With the economy in turmoil, your clients may be more at risk of suffering occupational fraud than ever. Fraud experts can help companies detect such wrongdoings — and potentially recover their funds — by identifying and tracing misappropriated cash assets via the point of payment.

Fictitious Billing

The Association of Certified Fraud Examiners estimates that fictitious billing schemes (such as an employee submitting inflated invoices or invoices for fictitious goods or services) carry a median loss of $128,000.

To uncover such schemes, an expert will pore over cash receipt and disbursement journals, ledger accounts, purchase orders, invoices, canceled checks, and electronic payment data. Red flags for inflated invoices include notations for “extra” or “special” charges with no additional explanation or mention of related goods or services; variances between the invoice amount and actual payment; and unusually high charges.

Where fictitious billing is suspected, fraud experts pay special attention to accounts with no tangible deliverables, such as those for consultants, commissions and advertising. Electronic bank statements can also expose unknown and possibly fictitious payees and suspect transactions.

Fraud experts also look for multiple vendors with the same mailing address, as well as vendors whose address matches up with that of an employee.
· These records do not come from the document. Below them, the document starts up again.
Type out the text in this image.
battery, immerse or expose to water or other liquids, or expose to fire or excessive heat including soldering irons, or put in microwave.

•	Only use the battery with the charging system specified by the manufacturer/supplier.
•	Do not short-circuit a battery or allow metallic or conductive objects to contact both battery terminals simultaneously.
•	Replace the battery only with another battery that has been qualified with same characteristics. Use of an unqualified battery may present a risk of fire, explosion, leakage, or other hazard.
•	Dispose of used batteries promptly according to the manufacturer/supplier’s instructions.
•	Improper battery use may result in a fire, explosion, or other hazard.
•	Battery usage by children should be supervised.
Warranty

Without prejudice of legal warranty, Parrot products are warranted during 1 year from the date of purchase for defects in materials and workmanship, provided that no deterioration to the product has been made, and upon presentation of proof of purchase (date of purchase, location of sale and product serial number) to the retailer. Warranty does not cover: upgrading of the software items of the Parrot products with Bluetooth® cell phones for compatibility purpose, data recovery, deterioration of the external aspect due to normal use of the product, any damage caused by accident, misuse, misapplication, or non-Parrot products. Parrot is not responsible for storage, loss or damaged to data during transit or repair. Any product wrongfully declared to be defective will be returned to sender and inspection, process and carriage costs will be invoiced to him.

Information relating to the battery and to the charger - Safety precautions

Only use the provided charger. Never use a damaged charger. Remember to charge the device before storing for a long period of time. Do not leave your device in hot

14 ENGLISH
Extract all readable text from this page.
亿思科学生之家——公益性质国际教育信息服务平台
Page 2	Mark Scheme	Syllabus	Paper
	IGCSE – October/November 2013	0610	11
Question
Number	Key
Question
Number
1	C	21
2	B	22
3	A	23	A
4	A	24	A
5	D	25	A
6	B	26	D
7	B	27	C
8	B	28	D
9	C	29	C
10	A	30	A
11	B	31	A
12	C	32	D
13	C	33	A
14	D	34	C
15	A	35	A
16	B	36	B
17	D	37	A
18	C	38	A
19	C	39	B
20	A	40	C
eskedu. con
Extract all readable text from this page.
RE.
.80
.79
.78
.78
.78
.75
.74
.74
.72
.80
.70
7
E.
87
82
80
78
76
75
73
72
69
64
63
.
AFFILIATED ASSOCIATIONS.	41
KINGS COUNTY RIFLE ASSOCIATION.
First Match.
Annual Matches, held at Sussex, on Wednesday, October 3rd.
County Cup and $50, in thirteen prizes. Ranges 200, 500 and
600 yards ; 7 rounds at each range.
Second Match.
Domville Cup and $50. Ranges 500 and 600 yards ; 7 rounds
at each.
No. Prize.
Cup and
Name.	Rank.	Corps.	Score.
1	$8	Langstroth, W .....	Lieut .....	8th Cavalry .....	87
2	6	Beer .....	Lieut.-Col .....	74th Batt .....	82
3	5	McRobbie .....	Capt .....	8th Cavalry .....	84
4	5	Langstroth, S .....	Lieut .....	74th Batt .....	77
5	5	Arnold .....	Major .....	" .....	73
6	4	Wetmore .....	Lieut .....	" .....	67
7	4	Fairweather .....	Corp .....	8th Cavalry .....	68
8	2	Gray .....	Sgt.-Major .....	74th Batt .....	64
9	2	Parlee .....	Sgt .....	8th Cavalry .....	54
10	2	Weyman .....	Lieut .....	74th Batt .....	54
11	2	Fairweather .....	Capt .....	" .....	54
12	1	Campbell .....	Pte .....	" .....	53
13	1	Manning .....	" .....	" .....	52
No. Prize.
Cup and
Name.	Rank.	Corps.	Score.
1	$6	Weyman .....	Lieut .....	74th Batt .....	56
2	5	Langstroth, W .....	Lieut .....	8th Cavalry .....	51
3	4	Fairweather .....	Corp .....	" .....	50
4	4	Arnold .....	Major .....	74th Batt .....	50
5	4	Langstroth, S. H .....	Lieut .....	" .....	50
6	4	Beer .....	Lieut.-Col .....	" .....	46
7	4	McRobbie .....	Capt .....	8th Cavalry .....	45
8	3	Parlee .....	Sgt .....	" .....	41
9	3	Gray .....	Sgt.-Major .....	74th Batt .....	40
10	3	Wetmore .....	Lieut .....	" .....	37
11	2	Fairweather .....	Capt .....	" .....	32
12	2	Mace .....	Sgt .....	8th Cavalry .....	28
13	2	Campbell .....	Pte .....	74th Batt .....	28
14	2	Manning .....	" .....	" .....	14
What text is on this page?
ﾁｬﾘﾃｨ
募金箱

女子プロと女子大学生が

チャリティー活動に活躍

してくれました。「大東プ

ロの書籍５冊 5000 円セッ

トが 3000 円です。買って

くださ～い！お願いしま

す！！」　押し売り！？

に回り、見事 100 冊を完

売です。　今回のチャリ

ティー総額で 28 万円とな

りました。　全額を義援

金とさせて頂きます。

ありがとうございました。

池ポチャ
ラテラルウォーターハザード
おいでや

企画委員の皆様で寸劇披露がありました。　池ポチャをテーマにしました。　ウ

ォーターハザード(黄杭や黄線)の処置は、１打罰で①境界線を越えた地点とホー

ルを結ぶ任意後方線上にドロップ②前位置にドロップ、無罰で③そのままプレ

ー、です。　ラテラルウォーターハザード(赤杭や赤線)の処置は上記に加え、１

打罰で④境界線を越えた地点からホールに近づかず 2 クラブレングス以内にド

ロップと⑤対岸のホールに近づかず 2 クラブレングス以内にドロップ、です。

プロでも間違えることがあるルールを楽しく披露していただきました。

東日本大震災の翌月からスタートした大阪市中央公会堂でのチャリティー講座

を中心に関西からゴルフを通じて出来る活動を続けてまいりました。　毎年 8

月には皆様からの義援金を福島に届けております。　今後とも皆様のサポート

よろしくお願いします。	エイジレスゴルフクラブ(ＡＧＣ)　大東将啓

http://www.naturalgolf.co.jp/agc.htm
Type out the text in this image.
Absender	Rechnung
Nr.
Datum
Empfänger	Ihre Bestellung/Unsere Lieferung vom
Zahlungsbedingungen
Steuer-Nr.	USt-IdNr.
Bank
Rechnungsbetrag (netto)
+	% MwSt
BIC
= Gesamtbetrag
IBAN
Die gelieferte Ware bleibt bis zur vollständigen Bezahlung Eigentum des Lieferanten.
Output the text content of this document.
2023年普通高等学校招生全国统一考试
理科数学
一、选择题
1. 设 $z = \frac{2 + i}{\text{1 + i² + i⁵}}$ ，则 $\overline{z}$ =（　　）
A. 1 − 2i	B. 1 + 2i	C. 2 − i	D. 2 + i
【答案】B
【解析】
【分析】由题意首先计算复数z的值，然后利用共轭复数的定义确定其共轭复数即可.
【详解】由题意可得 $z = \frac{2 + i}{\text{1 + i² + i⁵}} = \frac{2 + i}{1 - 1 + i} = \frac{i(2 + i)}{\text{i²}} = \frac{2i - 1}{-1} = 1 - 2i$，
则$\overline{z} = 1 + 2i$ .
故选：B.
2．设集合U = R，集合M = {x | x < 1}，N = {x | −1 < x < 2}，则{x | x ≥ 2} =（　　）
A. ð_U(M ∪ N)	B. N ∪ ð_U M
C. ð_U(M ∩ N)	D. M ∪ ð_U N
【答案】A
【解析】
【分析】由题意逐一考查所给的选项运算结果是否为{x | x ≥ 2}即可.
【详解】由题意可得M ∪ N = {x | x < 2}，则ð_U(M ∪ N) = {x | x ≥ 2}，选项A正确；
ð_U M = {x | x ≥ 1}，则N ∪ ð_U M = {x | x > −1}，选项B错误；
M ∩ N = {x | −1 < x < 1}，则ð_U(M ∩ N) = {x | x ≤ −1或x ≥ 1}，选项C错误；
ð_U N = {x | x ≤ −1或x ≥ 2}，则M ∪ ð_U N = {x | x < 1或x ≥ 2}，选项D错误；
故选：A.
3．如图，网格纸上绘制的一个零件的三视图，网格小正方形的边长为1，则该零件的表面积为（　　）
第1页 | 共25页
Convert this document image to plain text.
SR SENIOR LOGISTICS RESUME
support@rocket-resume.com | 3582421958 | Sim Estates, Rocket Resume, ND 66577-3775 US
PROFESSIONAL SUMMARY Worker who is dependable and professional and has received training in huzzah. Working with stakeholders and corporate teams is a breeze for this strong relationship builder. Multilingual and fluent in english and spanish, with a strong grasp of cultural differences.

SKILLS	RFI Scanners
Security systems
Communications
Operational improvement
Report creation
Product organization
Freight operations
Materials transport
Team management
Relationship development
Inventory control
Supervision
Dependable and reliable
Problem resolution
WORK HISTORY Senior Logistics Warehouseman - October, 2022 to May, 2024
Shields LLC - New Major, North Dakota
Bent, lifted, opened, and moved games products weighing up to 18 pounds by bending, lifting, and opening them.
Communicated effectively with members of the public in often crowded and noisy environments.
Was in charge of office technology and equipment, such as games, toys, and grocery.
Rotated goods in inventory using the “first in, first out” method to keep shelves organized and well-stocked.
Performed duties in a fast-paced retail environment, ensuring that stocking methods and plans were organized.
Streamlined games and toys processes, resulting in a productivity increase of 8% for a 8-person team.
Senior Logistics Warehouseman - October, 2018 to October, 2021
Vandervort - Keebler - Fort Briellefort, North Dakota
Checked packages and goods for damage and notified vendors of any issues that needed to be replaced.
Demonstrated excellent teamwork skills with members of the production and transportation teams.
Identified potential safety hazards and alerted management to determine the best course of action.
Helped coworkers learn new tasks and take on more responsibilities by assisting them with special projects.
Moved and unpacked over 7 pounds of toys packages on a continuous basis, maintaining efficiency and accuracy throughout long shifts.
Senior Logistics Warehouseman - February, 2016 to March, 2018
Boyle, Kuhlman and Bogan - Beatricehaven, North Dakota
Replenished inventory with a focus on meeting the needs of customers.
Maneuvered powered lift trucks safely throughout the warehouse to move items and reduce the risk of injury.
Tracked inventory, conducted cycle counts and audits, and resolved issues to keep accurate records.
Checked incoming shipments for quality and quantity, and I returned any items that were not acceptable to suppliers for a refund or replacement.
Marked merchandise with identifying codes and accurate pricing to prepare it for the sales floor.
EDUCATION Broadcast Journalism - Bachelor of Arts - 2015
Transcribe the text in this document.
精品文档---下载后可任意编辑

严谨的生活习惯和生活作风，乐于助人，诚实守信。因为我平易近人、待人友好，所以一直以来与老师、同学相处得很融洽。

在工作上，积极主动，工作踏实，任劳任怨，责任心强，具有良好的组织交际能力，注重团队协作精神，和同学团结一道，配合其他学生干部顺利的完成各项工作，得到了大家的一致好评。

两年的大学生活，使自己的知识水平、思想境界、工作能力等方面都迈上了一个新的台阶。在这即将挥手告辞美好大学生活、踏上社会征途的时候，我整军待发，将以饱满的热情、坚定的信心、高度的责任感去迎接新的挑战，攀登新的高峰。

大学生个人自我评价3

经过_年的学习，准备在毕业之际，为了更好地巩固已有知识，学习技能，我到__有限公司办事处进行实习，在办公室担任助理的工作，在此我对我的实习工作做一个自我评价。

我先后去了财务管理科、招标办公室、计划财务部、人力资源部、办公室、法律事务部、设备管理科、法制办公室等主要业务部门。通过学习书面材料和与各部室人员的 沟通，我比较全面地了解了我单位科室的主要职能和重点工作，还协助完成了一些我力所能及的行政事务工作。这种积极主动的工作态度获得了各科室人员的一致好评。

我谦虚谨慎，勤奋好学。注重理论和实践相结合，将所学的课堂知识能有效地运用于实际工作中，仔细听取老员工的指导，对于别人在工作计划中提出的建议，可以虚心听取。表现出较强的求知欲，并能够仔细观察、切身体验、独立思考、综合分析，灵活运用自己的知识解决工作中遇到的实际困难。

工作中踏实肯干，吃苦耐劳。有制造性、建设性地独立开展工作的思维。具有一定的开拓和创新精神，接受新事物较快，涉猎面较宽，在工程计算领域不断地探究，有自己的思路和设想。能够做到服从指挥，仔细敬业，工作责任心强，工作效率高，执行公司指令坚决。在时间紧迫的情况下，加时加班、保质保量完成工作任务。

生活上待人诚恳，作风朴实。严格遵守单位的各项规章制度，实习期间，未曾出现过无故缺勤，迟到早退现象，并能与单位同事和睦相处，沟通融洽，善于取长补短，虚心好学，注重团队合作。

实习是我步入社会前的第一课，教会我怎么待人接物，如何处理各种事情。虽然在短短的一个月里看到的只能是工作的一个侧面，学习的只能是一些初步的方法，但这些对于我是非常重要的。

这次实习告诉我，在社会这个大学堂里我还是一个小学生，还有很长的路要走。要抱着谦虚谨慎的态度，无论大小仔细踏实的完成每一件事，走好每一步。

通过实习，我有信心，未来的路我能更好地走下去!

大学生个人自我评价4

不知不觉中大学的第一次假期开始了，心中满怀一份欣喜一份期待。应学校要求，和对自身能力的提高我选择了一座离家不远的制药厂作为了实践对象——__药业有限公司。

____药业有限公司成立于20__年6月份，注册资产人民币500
Post office boxes and consecutive invoice numbers (suggesting a lack of other customers) warrant attention, too.

Canceled checks often provide experts with valuable information. For instance, it’s uncommon for legitimate businesses to actually cash their checks instead of depositing them. They don’t typically endorse checks to third parties, either. A fraud examiner can search for any connections between the vendor or third party and your employees.

Finally, checks are generally stamped with the name of the endorser and, if deposited, the financial institution of deposit. That information can be critical in determining a fraudster’s identity.

Ghost Employees

Experts can also use asset tracing to tie nonexistent (or “ghost”) employees who receive paychecks to current or former employees. To work their way back to the culprit, they’ll examine items such as payroll lists, current and former employee lists, authorized deductions, withholding forms, personnel forms and employment applications.

The data gleaned from these sources can provide links not otherwise discernible.

Blink of an Eye

Regardless of the exact type of fraud, documentation is the cornerstone of any asset-tracing investigation. Missing documents, discrepancies and other anomalies will demand a fraud expert’s additional attention. And time is of the essence: These days, misappropriated monies can move across the globe — possibly to unreachable jurisdictions — in the blink of an eye.